A bill blocking the new D.C. law, which eliminated some mandatory minimums and reduced other maximum penalties, is poised to pass Congress after President Joe Biden told Senate Democrats on Thursday that he would not veto the GOP-led measure. Bowser vetoed the measure, and the city council overrode her veto. But Congress has the power to block the law thanks to its unique powers over the District.

“I will never say that we want the Congress meddling in the affairs of the District of Columbia," Bowser told Meet the Press NOW on Friday. "That’s a slippery slope, again, that we endure not just with bills like this. We have a lot of issues to overcome with limited home rule."

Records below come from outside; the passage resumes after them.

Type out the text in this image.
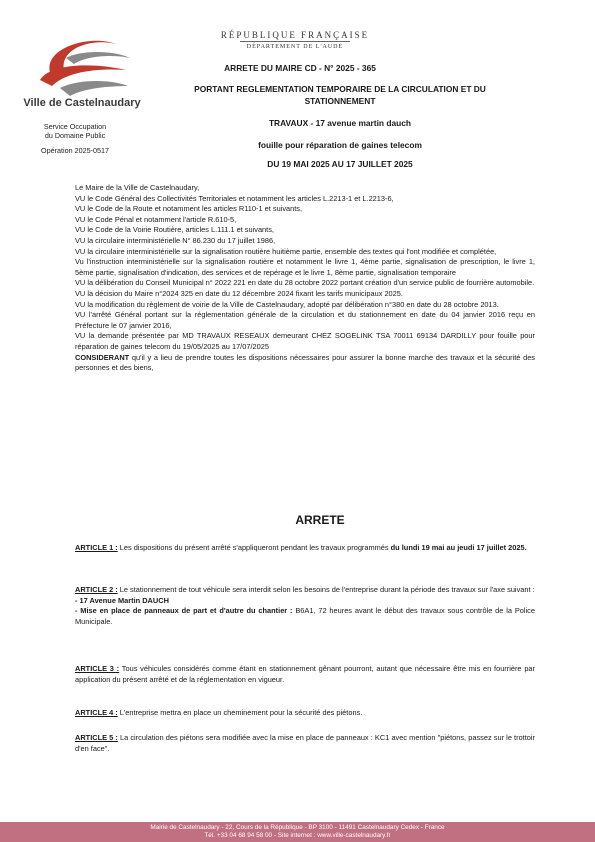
Ville de Castelnaudary
Service Occupation
du Domaine Public
Opération 2025-0517
RÉPUBLIQUE FRANÇAISE
DÉPARTEMENT DE L'AUDE
ARRETE DU MAIRE CD - N° 2025 - 365
PORTANT REGLEMENTATION TEMPORAIRE DE LA CIRCULATION ET DU
STATIONNEMENT
TRAVAUX - 17 avenue martin dauch
fouille pour réparation de gaines telecom
DU 19 MAI 2025 AU 17 JUILLET 2025

Le Maire de la Ville de Castelnaudary,

VU le Code Général des Collectivités Territoriales et notamment les articles L.2213-1 et L.2213-6,

VU le Code de la Route et notamment les articles R110-1 et suivants,

VU le Code Pénal et notamment l'article R.610-5,

VU le Code de la Voirie Routière, articles L.111.1 et suivants,

VU la circulaire interministérielle N° 86.230 du 17 juillet 1986,

VU la circulaire interministérielle sur la signalisation routière huitième partie, ensemble des textes qui l'ont modifiée et complétée,

Vu l'instruction interministérielle sur la signalisation routière et notamment le livre 1, 4ème partie, signalisation de prescription, le livre 1, 5ème partie, signalisation d'indication, des services et de repérage et le livre 1, 8ème partie, signalisation temporaire

VU la délibération du Conseil Municipal n° 2022 221 en date du 28 octobre 2022 portant création d'un service public de fourrière automobile.

VU la décision du Maire n°2024 325 en date du 12 décembre 2024 fixant les tarifs municipaux 2025.

VU la modification du règlement de voirie de la Ville de Castelnaudary, adopté par délibération n°380 en date du 28 octobre 2013.

VU l'arrêté Général portant sur la réglementation générale de la circulation et du stationnement en date du 04 janvier 2016 reçu en Préfecture le 07 janvier 2016,

VU la demande présentée par MD TRAVAUX RESEAUX demeurant CHEZ SOGELINK TSA 70011 69134 DARDILLY pour fouille pour réparation de gaines telecom du 19/05/2025 au 17/07/2025

CONSIDERANT qu'il y a lieu de prendre toutes les dispositions nécessaires pour assurer la bonne marche des travaux et la sécurité des personnes et des biens,

ARRETE

ARTICLE 1 : Les dispositions du présent arrêté s'appliqueront pendant les travaux programmés du lundi 19 mai au jeudi 17 juillet 2025.

ARTICLE 2 : Le stationnement de tout véhicule sera interdit selon les besoins de l'entreprise durant la période des travaux sur l'axe suivant :

- 17 Avenue Martin DAUCH

- Mise en place de panneaux de part et d'autre du chantier : B6A1, 72 heures avant le début des travaux sous contrôle de la Police Municipale.

ARTICLE 3 : Tous véhicules considérés comme étant en stationnement gênant pourront, autant que nécessaire être mis en fourrière par application du présent arrêté et de la réglementation en vigueur.

ARTICLE 4 : L'entreprise mettra en place un cheminement pour la sécurité des piétons.

ARTICLE 5 : La circulation des piétons sera modifiée avec la mise en place de panneaux : KC1 avec mention "piétons, passez sur le trottoir d'en face".

Mairie de Castelnaudary - 22, Cours de la République - BP 3100 - 11491 Castelnaudary Cedex - France
Tél. +33 04 68 94 58 00 - Site internet : www.ville-castelnaudary.fr
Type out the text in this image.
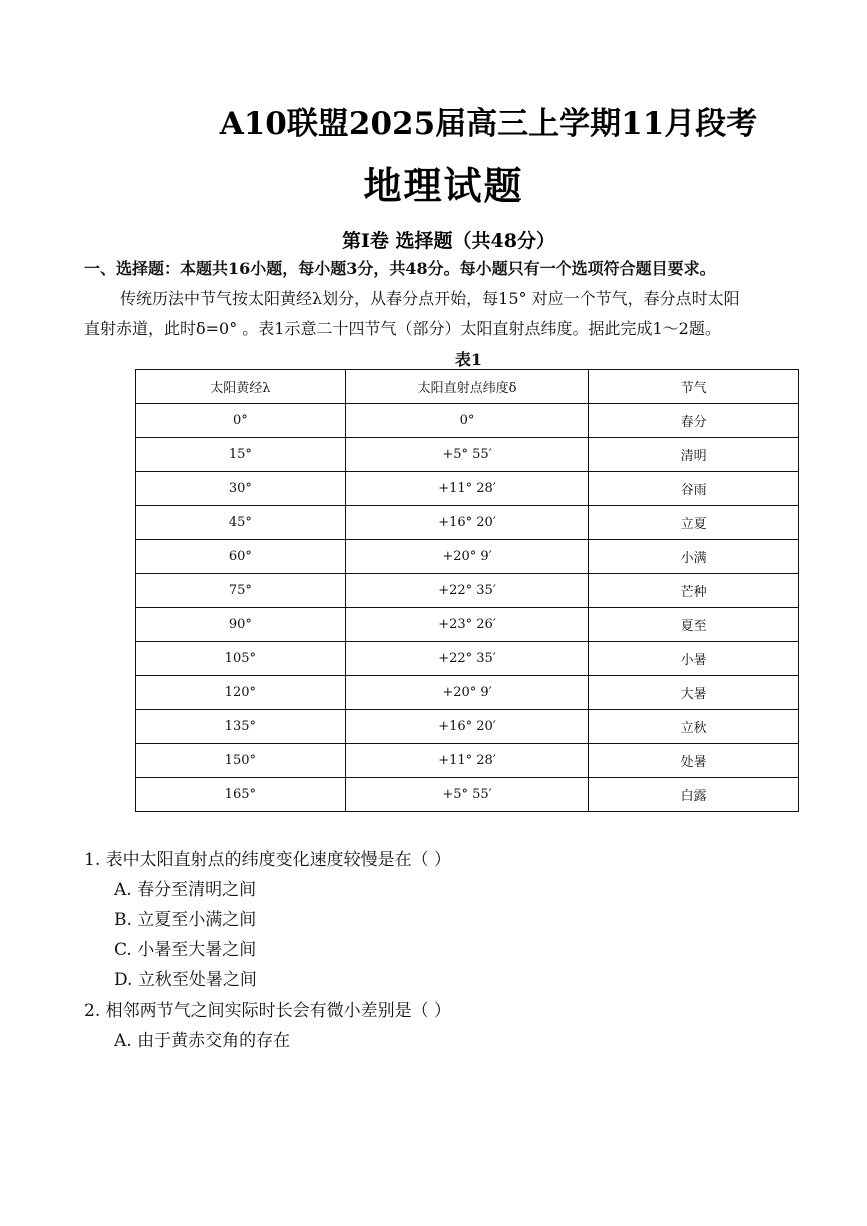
A10联盟2025届高三上学期11月段考
地理试题
第Ⅰ卷 选择题（共48分）
一、选择题：本题共16小题，每小题3分，共48分。每小题只有一个选项符合题目要求。
传统历法中节气按太阳黄经λ划分，从春分点开始，每15° 对应一个节气，春分点时太阳
直射赤道，此时δ=0° 。表1示意二十四节气（部分）太阳直射点纬度。据此完成1～2题。
表1
太阳黄经λ	太阳直射点纬度δ	节气
0°	0°	春分
15°	+5° 55′	清明
30°	+11° 28′	谷雨
45°	+16° 20′	立夏
60°	+20° 9′	小满
75°	+22° 35′	芒种
90°	+23° 26′	夏至
105°	+22° 35′	小暑
120°	+20° 9′	大暑
135°	+16° 20′	立秋
150°	+11° 28′	处暑
165°	+5° 55′	白露
1. 表中太阳直射点的纬度变化速度较慢是在（ ）
A. 春分至清明之间
B. 立夏至小满之间
C. 小暑至大暑之间
D. 立秋至处暑之间
2. 相邻两节气之间实际时长会有微小差别是（ ）
A. 由于黄赤交角的存在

Bowser, who said she learned of Biden's position through news reports, said this battle is part of a decades-long debate over D.C. statehood.

“Unfortunately, we live with the indignity of limited home rule in this in the District of Columbia. We’re taxpaying Americans. We’re in the shadow of the Capitol, but we don’t have two senators. We don’t have a vote. And we’ve been working for decades to change that. And until we become a state, we live with this process,” Bowser said.

Bowser says it wasn’t “too surprising” that the city council voted overwhelmingly, 12 to 1, to override her veto of the crime bill, saying the policing debate is taking place in cities across America. 

“I have been in favor of a system where we fund the right number of police, that we have public safety officers in our schools. And there’s a pretty significant philosophical debate about that,” Bowser said.